Порой случалось так: никто даже не знает о моей какой-нибудь выходке, мама словом не обмолвится, но вдруг словно голос чей-то отзовется: «Ступаловское».
У Жиловых все шло по-старому — снова появились гости, подкатывали машины, привозили вино и цветы. Егорий Григорьевич по-прежнему был румян, весел, выхолен, глядел барином. Счастье как будто вернулось в их дом, и соседи шептали вслед Ларисе Петровне с почтительной завистью:
— Богато живет!
И тут вдруг нежданно стряслась история с Лешкой Жиловым.
Наш класс, десятый «В», был не то чтобы недружный, а какой-то случайный, — так в самом начале года завуч Алексей Никанорович определил и тут же дополнил коротко: «С бору по сосенке». И поспешил привести пример из истории: оказывается, у него когда-то, в первые годы после освобождения, был уже подобный класс — источник всяких неприятностей.
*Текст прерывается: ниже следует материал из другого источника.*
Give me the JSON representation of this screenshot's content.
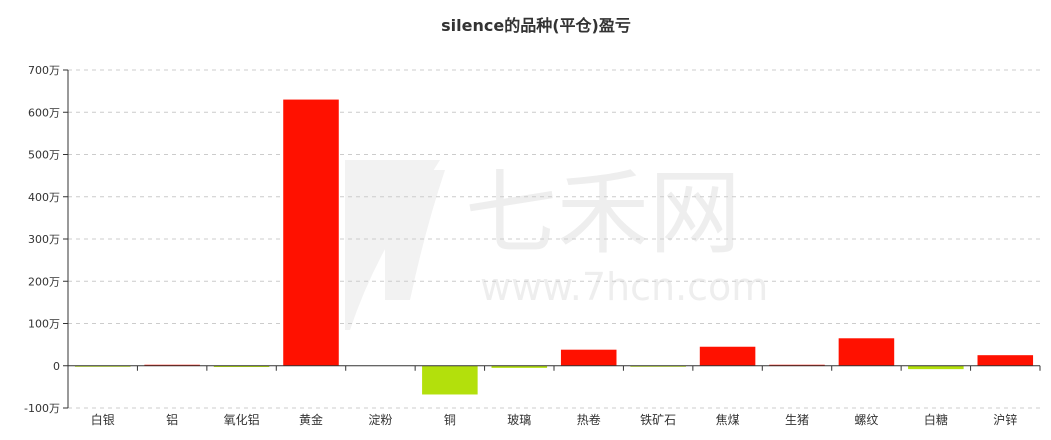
{
  "watermark": {
    "brand_text": "七禾网",
    "url_text": "www.7hcn.com"
  },
  "chart_data": {
    "type": "bar",
    "title": "silence的品种(平仓)盈亏",
    "xlabel": "",
    "ylabel": "",
    "ylim": [
      -100,
      700
    ],
    "y_unit": "万",
    "y_ticks": [
      -100,
      0,
      100,
      200,
      300,
      400,
      500,
      600,
      700
    ],
    "y_tick_labels": [
      "-100万",
      "0",
      "100万",
      "200万",
      "300万",
      "400万",
      "500万",
      "600万",
      "700万"
    ],
    "grid": true,
    "legend": "none",
    "positive_color": "#ff1100",
    "negative_color": "#b3e00c",
    "categories": [
      "白银",
      "铝",
      "氧化铝",
      "黄金",
      "淀粉",
      "铜",
      "玻璃",
      "热卷",
      "铁矿石",
      "焦煤",
      "生猪",
      "螺纹",
      "白糖",
      "沪锌"
    ],
    "values": [
      -1,
      1,
      -3,
      630,
      0,
      -68,
      -5,
      38,
      -1,
      45,
      2,
      65,
      -8,
      25
    ]
  }
}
Пожалуй, он был прав, школьная статистика показывает, что большинство «ЧП» приходилось именно на десятый «В». Возник он в текущем году, когда новое, еще пахнущее стройкой, здание заселили ребятами соседних школ. Десятым «А» полностью завладела крепкая сплоченная семья ближайшей школы. То же произошло с десятым «Б», а в нашем собрались «сосенки» со всех окрестных «боров».
Товарищеские и даже панибратские отношения установились быстро, а дружбы, настоящей дружбы, не было. Многие ребята жили старыми устоявшимися знакомствами, обособленными группками. Только шумели все вместе на нелюбимых уроках.
Двадцать три человека — восемнадцать девчонок и пять мальчиков — самый маленький класс в школе!
— Но самый беспокойный! — предупредил завуч нового классного руководителя Веру Павловну.
С девчонками мы не ссорились, неохота была идти против большинства, но и не дружили — у каждого были уже свои внешкольные знакомства и привязанности, и только Ляля Ступало пыталась скрепить общешкольную дружбу, затевала вечера, старалась, чтобы комсомольские собрания проходили живо, собирала ребят в походы, на экскурсии.
Порой обращалась к Лешке:
— Пойдем сегодня домой вместе. Нам ведь по дороге…
Лешка провожал ее до самого дома, шел торжественно, как на параде, а я плелся рядом, терпеливо слушая затянувшийся разговор о строении земной коры. Лешка не любил геологии, но из деликатности поддерживал беседу.
— Вы, кажется, вместе со Ступаловым учились? — спросила однажды Ляля.
— Да, все время. С самого первого класса.
— И все время дружили?
— Да, все время.
— Счастливые! Хорошо с самого первого класса дружить, — почему-то вздохнула Ляля, — а вот мы с мамой несколько раз переезжали из города в город, и все приходилось начинать сначала.